Una historia que siempre es igual y siempre distinta. Igual por el bello encinar que nos envuelve, el regato “Espinarejo” que a veces tiene agua, y las ruinas del molino, cada año más caído. Distinta, porque nos renovamos las personas, aunque permanezca el mismo cariño de familia. Igual también, porque algunas veces coincide hasta el día en que nos vemos, para llevar a cabo el programa, que esta vez os cuento con un retazo de la carta que yo mismo escribía el año 2017:

Un nuevo año, con el retraso debido (¡!), como tantas otras veces, os convocamos a la reunión de familia en el molino. Esta vez el calendario viene tempranero. El segundo sábado de julio -fecha tradicional del encuentro- cae exactamente el 8 de julio próximo. A las cinco y media tendremos la misa en la iglesita de Bularros, para rezar por los vivos y los difuntos de nuestra extensa familia. Luego iremos a merendar debajo de la encina, donde esperamos que la brisa del campo y el olor a tomillo alivien el calor de la fecha, como siempre ha sucedido. Llevaremos sillas y mesas. Los más valientes haremos después la excursión al lugar de la antigua poza, pasando por el viejo molino de agua. Una excursión por terreno casi de selva, ya que se trata de lugares hoy muy poco frecuentados, llenos de belleza y de aroma campero. Este año seguramente encontraremos todo muy seco. Pero no faltará el reguero de verde que señala el camino del antiguo regato, que lleva a la poza. Y terminaremos con los supervivientes tomándonos un helado en “Los Valencianos”, detrás de San Pedro en la ciudad de Ávila.

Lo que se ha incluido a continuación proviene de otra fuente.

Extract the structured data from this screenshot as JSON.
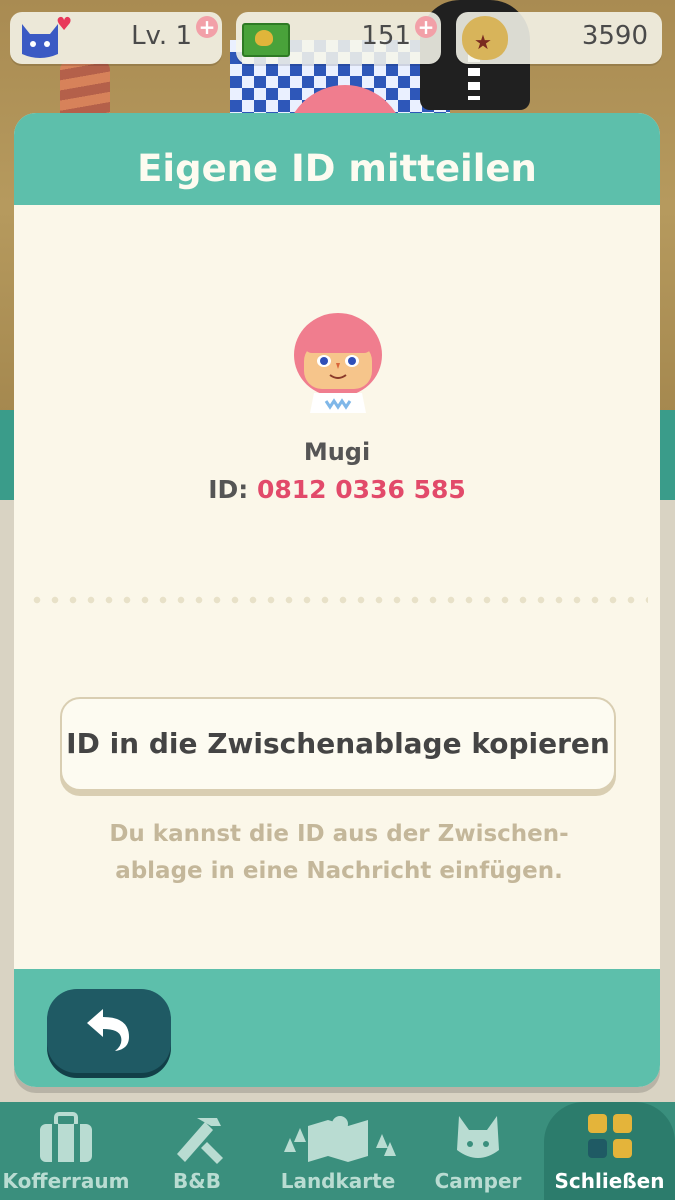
{
  "status_bar": {
    "level": "Lv. 1",
    "tickets": "151",
    "bells": "3590"
  },
  "dialog": {
    "title": "Eigene ID mitteilen",
    "player_name": "Mugi",
    "id_label": "ID:",
    "id_value": "0812 0336 585",
    "copy_button": "ID in die Zwischenablage kopieren",
    "hint_line1": "Du kannst die ID aus der Zwischen-",
    "hint_line2": "ablage in eine Nachricht einfügen."
  },
  "nav": {
    "items": [
      {
        "label": "Kofferraum",
        "icon": "suitcase-icon"
      },
      {
        "label": "B&B",
        "icon": "tools-icon"
      },
      {
        "label": "Landkarte",
        "icon": "map-icon"
      },
      {
        "label": "Camper",
        "icon": "cat-face-icon"
      },
      {
        "label": "Schließen",
        "icon": "grid-icon"
      }
    ],
    "active": "Schließen"
  },
  "colors": {
    "teal": "#5dbfab",
    "dark_teal": "#1f5a64",
    "id_pink": "#e24a6a",
    "cream": "#fbf7e9"
  }
}
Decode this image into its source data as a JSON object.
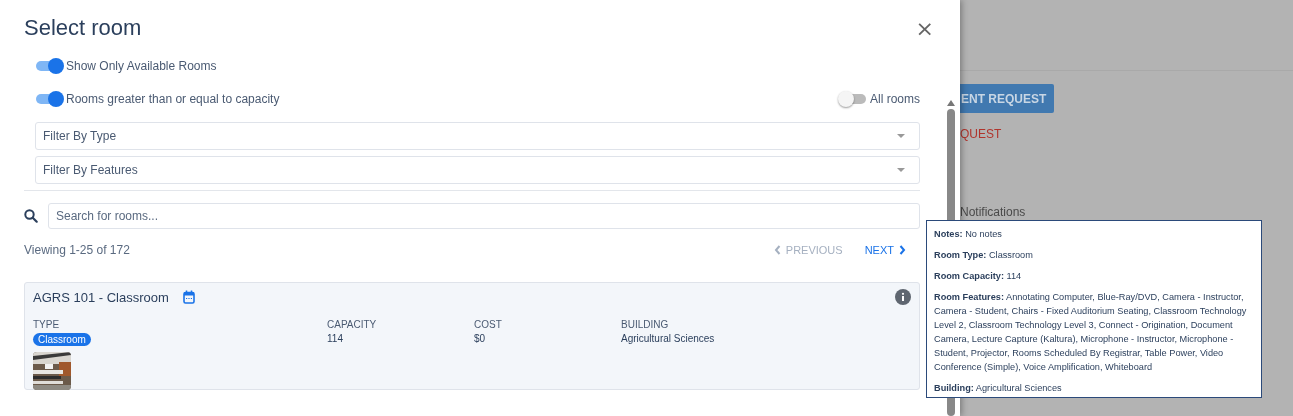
{
  "dialog": {
    "title": "Select room",
    "close": "×"
  },
  "toggles": [
    {
      "label": "Show Only Available Rooms",
      "on": true
    },
    {
      "label": "Rooms greater than or equal to capacity",
      "on": true
    },
    {
      "label": "All rooms",
      "on": false
    }
  ],
  "filters": [
    {
      "placeholder": "Filter By Type"
    },
    {
      "placeholder": "Filter By Features"
    }
  ],
  "search": {
    "placeholder": "Search for rooms..."
  },
  "pagination": {
    "summary": "Viewing 1-25 of 172",
    "previous": {
      "label": "PREVIOUS",
      "disabled": true
    },
    "next": {
      "label": "NEXT",
      "disabled": false
    }
  },
  "rooms": [
    {
      "name": "AGRS 101 - Classroom",
      "columns": [
        {
          "heading": "TYPE",
          "value": "Classroom",
          "kind": "badge"
        },
        {
          "heading": "CAPACITY",
          "value": "114",
          "kind": "text"
        },
        {
          "heading": "COST",
          "value": "$0",
          "kind": "text"
        },
        {
          "heading": "BUILDING",
          "value": "Agricultural Sciences",
          "kind": "text"
        }
      ],
      "photo": {
        "kind": "picture"
      }
    }
  ],
  "tooltip": {
    "lines": [
      "**Notes:** No notes",
      "**Room Type:** Classroom",
      "**Room Capacity:** 114",
      "**Room Features:** Annotating Computer, Blue-Ray/DVD, Camera - Instructor, Camera - Student, Chairs - Fixed Auditorium Seating, Classroom Technology Level 2, Classroom Technology Level 3, Connect - Origination, Document Camera, Lecture Capture (Kaltura), Microphone - Instructor, Microphone - Student, Projector, Rooms Scheduled By Registrar, Table Power, Video Conference (Simple), Voice Amplification, Whiteboard",
      "**Building:** Agricultural Sciences"
    ]
  },
  "background": {
    "button": "ENT REQUEST",
    "link": "QUEST",
    "section": "Notifications"
  }
}
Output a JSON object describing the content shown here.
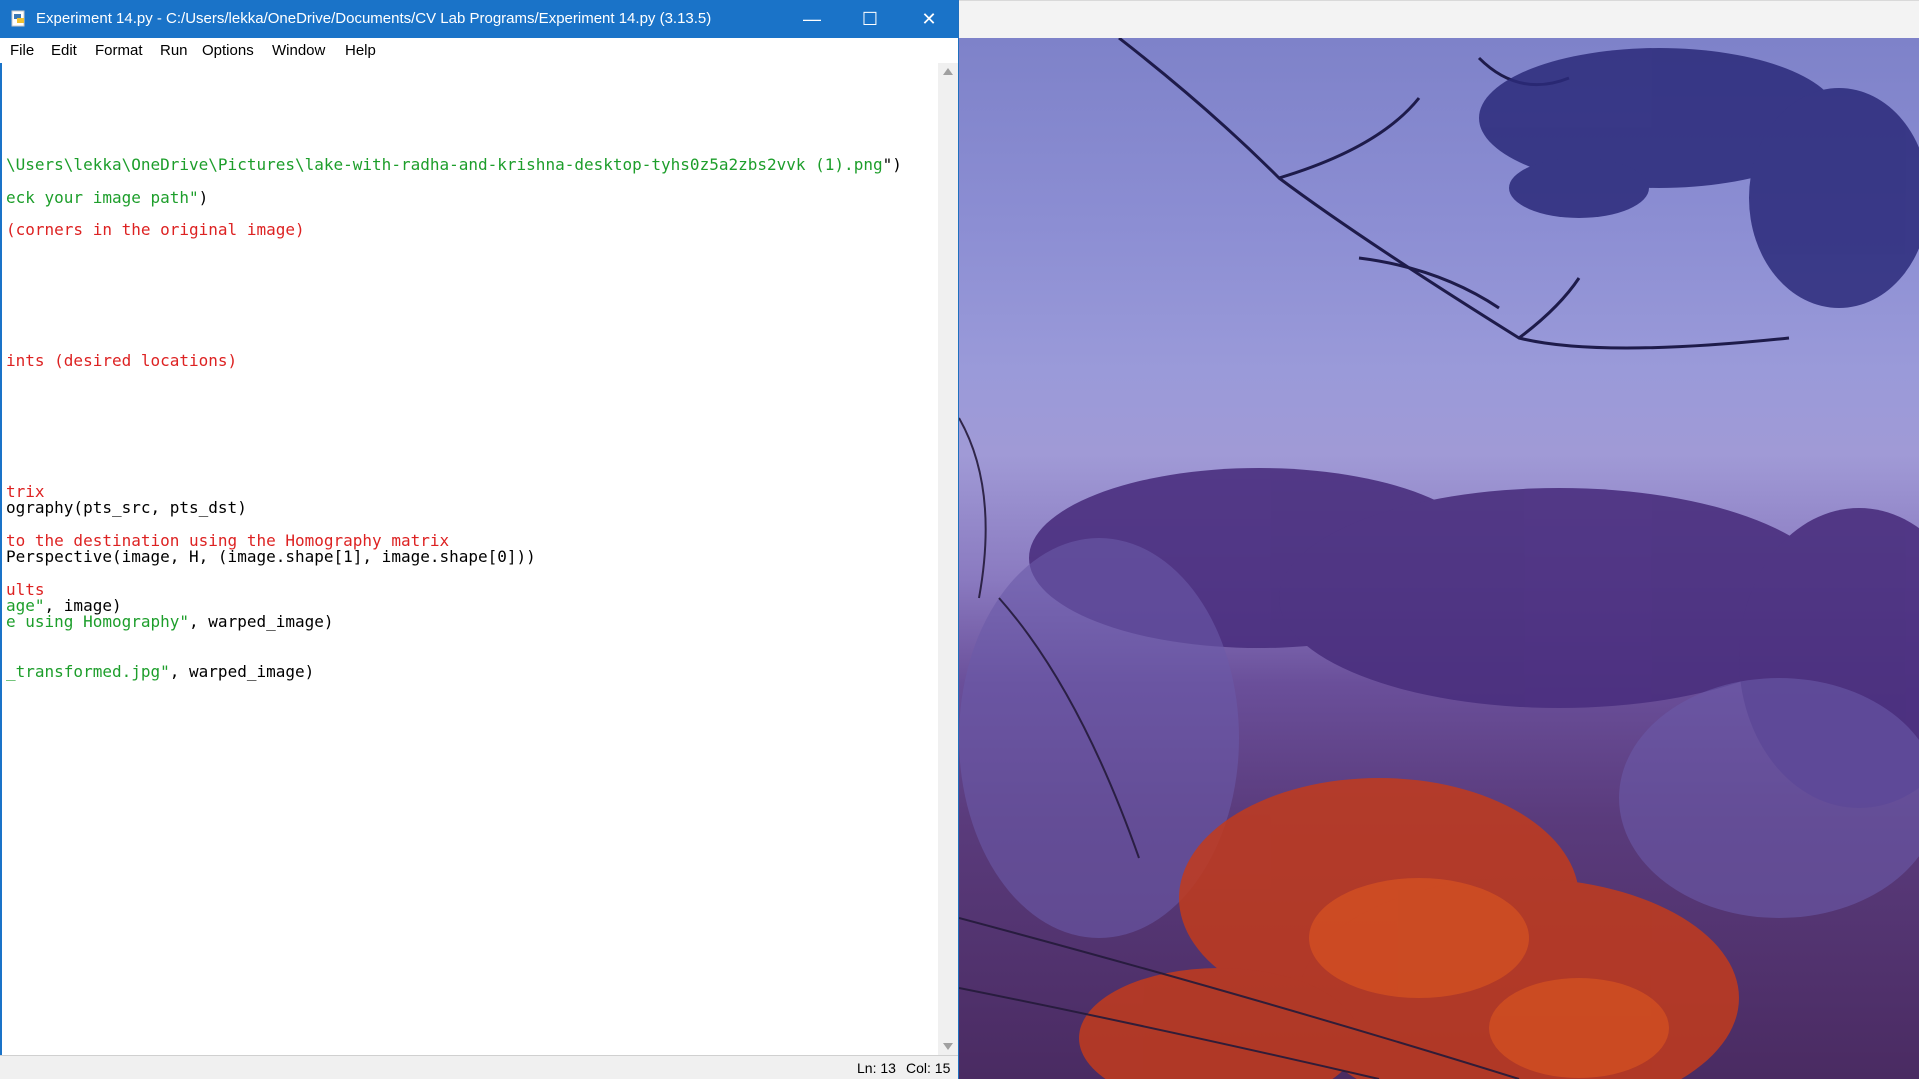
{
  "window": {
    "title": "Experiment 14.py - C:/Users/lekka/OneDrive/Documents/CV Lab Programs/Experiment 14.py (3.13.5)",
    "minimize_glyph": "—",
    "maximize_glyph": "☐",
    "close_glyph": "✕"
  },
  "menu": [
    "File",
    "Edit",
    "Format",
    "Run",
    "Options",
    "Window",
    "Help"
  ],
  "code_lines": [
    {
      "segments": [
        {
          "text": "\\Users\\lekka\\OneDrive\\Pictures\\lake-with-radha-and-krishna-desktop-tyhs0z5a2zbs2vvk (1).png",
          "cls": "str"
        },
        {
          "text": "\")",
          "cls": ""
        }
      ]
    },
    {
      "segments": [
        {
          "text": "eck your image path\"",
          "cls": "str"
        },
        {
          "text": ")",
          "cls": ""
        }
      ]
    },
    {
      "segments": [
        {
          "text": "(corners in the original image)",
          "cls": "com"
        }
      ]
    },
    {
      "segments": [
        {
          "text": "ints (desired locations)",
          "cls": "com"
        }
      ]
    },
    {
      "segments": [
        {
          "text": "trix",
          "cls": "com"
        }
      ]
    },
    {
      "segments": [
        {
          "text": "ography(pts_src, pts_dst)",
          "cls": ""
        }
      ]
    },
    {
      "segments": [
        {
          "text": "to the destination using the Homography matrix",
          "cls": "com"
        }
      ]
    },
    {
      "segments": [
        {
          "text": "Perspective(image, H, (image.shape[1], image.shape[0]))",
          "cls": ""
        }
      ]
    },
    {
      "segments": [
        {
          "text": "ults",
          "cls": "com"
        }
      ]
    },
    {
      "segments": [
        {
          "text": "age\"",
          "cls": "str"
        },
        {
          "text": ", image)",
          "cls": ""
        }
      ]
    },
    {
      "segments": [
        {
          "text": "e using Homography\"",
          "cls": "str"
        },
        {
          "text": ", warped_image)",
          "cls": ""
        }
      ]
    },
    {
      "segments": [
        {
          "text": "_transformed.jpg\"",
          "cls": "str"
        },
        {
          "text": ", warped_image)",
          "cls": ""
        }
      ]
    }
  ],
  "status": {
    "line": "Ln: 13",
    "col": "Col: 15"
  },
  "colors": {
    "titlebar": "#1a73c8",
    "string": "#1d9e2b",
    "comment": "#dd2222"
  },
  "icons": [
    "python-file-icon",
    "minimize-icon",
    "maximize-icon",
    "close-icon"
  ]
}
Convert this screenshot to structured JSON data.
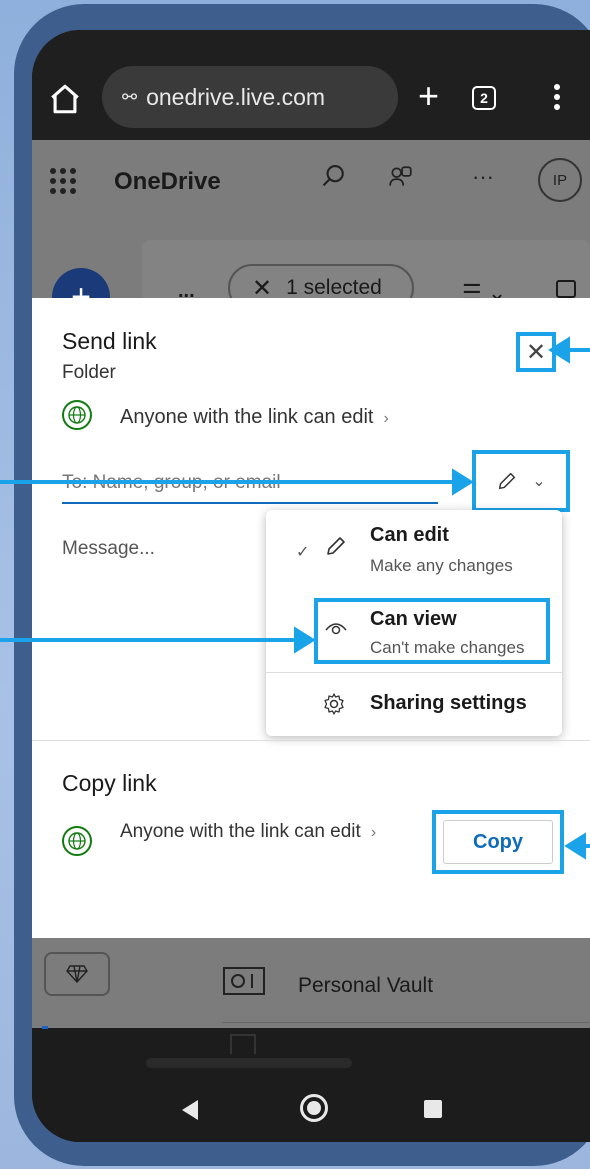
{
  "browser": {
    "url": "onedrive.live.com",
    "tab_count": "2"
  },
  "app": {
    "title": "OneDrive",
    "avatar_initials": "IP",
    "toolbar": {
      "ellipsis": "...",
      "selected_label": "1 selected"
    }
  },
  "send_link": {
    "title": "Send link",
    "subtitle": "Folder",
    "permission_text": "Anyone with the link can edit",
    "to_placeholder": "To: Name, group, or email",
    "message_placeholder": "Message...",
    "menu": {
      "items": [
        {
          "label": "Can edit",
          "description": "Make any changes",
          "checked": true,
          "icon": "pencil-icon"
        },
        {
          "label": "Can view",
          "description": "Can't make changes",
          "checked": false,
          "icon": "eye-icon"
        },
        {
          "label": "Sharing settings",
          "icon": "gear-icon"
        }
      ]
    }
  },
  "copy_link": {
    "title": "Copy link",
    "permission_text": "Anyone with the link can edit",
    "button_label": "Copy"
  },
  "list": {
    "items": [
      {
        "label": "Personal Vault",
        "icon": "vault-icon"
      }
    ]
  },
  "colors": {
    "highlight": "#1aa3e8",
    "link_blue": "#0f6cbd",
    "globe_green": "#107c10",
    "frame": "#3e5f8e"
  }
}
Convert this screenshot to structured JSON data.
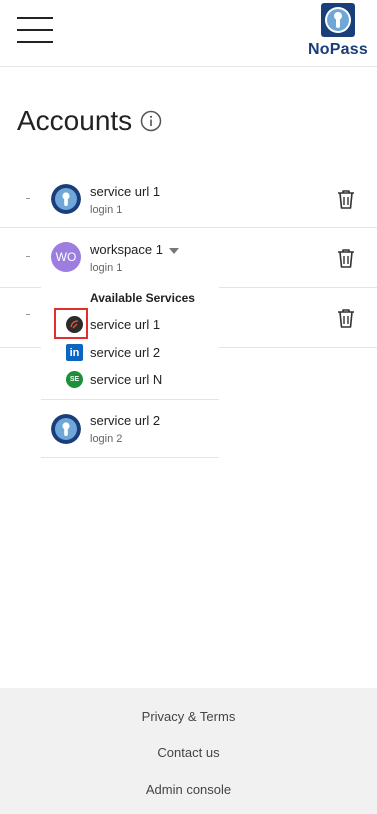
{
  "header": {
    "menu_icon": "hamburger-menu-icon",
    "logo_icon": "keyhole-logo-icon",
    "logo_text": "NoPass",
    "brand_color": "#1a3e7a"
  },
  "page": {
    "title": "Accounts",
    "info_icon": "info-icon"
  },
  "background_rows": [
    {
      "delete_icon": "trash-icon"
    },
    {
      "delete_icon": "trash-icon"
    },
    {
      "delete_icon": "trash-icon"
    }
  ],
  "dropdown": {
    "accounts": [
      {
        "title": "service url 1",
        "subtitle": "login 1",
        "icon": "keyhole-icon"
      },
      {
        "title": "workspace 1",
        "subtitle": "login 1",
        "avatar_text": "WO",
        "icon": "caret-down-icon"
      },
      {
        "title": "service url 2",
        "subtitle": "login 2",
        "icon": "keyhole-icon"
      }
    ],
    "available_services_label": "Available Services",
    "services": [
      {
        "label": "service url 1",
        "icon": "dark-app-icon"
      },
      {
        "label": "service url 2",
        "icon": "linkedin-icon",
        "icon_text": "in"
      },
      {
        "label": "service url N",
        "icon": "se-icon",
        "icon_text": "SE"
      }
    ]
  },
  "footer": {
    "links": [
      "Privacy & Terms",
      "Contact us",
      "Admin console"
    ]
  },
  "colors": {
    "accent": "#1a3e7a",
    "workspace_avatar": "#9b7ee0",
    "highlight": "#e0302c",
    "footer_bg": "#f1f1f1"
  }
}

Parece que estoy escribiendo hoy, pero son palabras de hace seis años. Con ella os convoco a nuestro encuentro. Esta vez, en la misa de la iglesita de Bularros, además de rezar por todos, tendremos en cuenta al hijo mayor de Antonio Caro, a Antonio Caro Picón, que falleció el 23 de mayo pasado. Y nada más, de momento. Tendremos sillas y mesas como siempre. Compartiremos nuestras meriendas y haremos los más atrevidos la excursión a las ruinas del molino y las peñas donde estaba la poza-piscina de los primeros veraneantes del lugar. Pasad esta carta a los que no están en este grupo y pertenecen a la familia.

Os esperamos con los brazos abiertos como siempre. Y os mando a todos y cada uno un gran abrazo lleno de cariño y de olor a tomillo.

Aquí tenéis una foto de Bularros 1999. Os invito a que con los más pequeños intentéis adivinar quién es cada quién.

Y esta otra, tomada de más cerca, con una buena selección de los mayores. ¿Sabéis quiénes son? La foto es también de Bularros 1999.

José Manuel Sánchez Caro

Ávila

Reunión 2022.

Ávila, finales de mayo de 2022
A los numerosos miembros de la familia Caro García

Querida familia:

Finalmente, después de dos años largos de pandemia, a consecuencia del malhadado Covid 19, puedo anunciar a todos que este año

SÍ HAY BULARROS 2022.

¡Ya era hora!, pensarán algunos. Afortunadamente, este desgraciado bienio hemos tenido la fortuna de saber unos de otros a través del chat o tertulia “Amigos del Molino de Bularros”. Gracias a todos por vuestra buena acogida, gracias por vuestra viva y animosa participación. La informática amiga ha sustituido brillantemente a la gran encina de Bularros, que seguramente nos ha echado de menos los dos últimos años.

He repasado con calma el abundante repertorio de nuestra tertulia informática. De fallecimientos, sólo recuerdo el del padre Miguel Aragón, hermano de José Matías, salesiano, que falleció en Córdoba en abril del año pasado. Muchos de nosotros, a parte la familia Aragón Caro, y especialmente de los mayores le conocimos y le recordamos, sobre todo cuando venía por Puebla Larga en verano, con su sonrisa sempiterna y su empuje de salesiano joven… de 94 años.

También conocimos en el mismo mes de abril de 2021 los problemas del último hijo de Tono y Yolanda. Afortunadamente, el pequeño Antonio -uno más de la larga saga de los Antonios en nuestra familia- está bastante bien, tiene vida para dar y sobrar, y con sus dos años agota a la abuela Marisol cada vez que corretea por su casa y su jardín. Es una gran alegría para todos.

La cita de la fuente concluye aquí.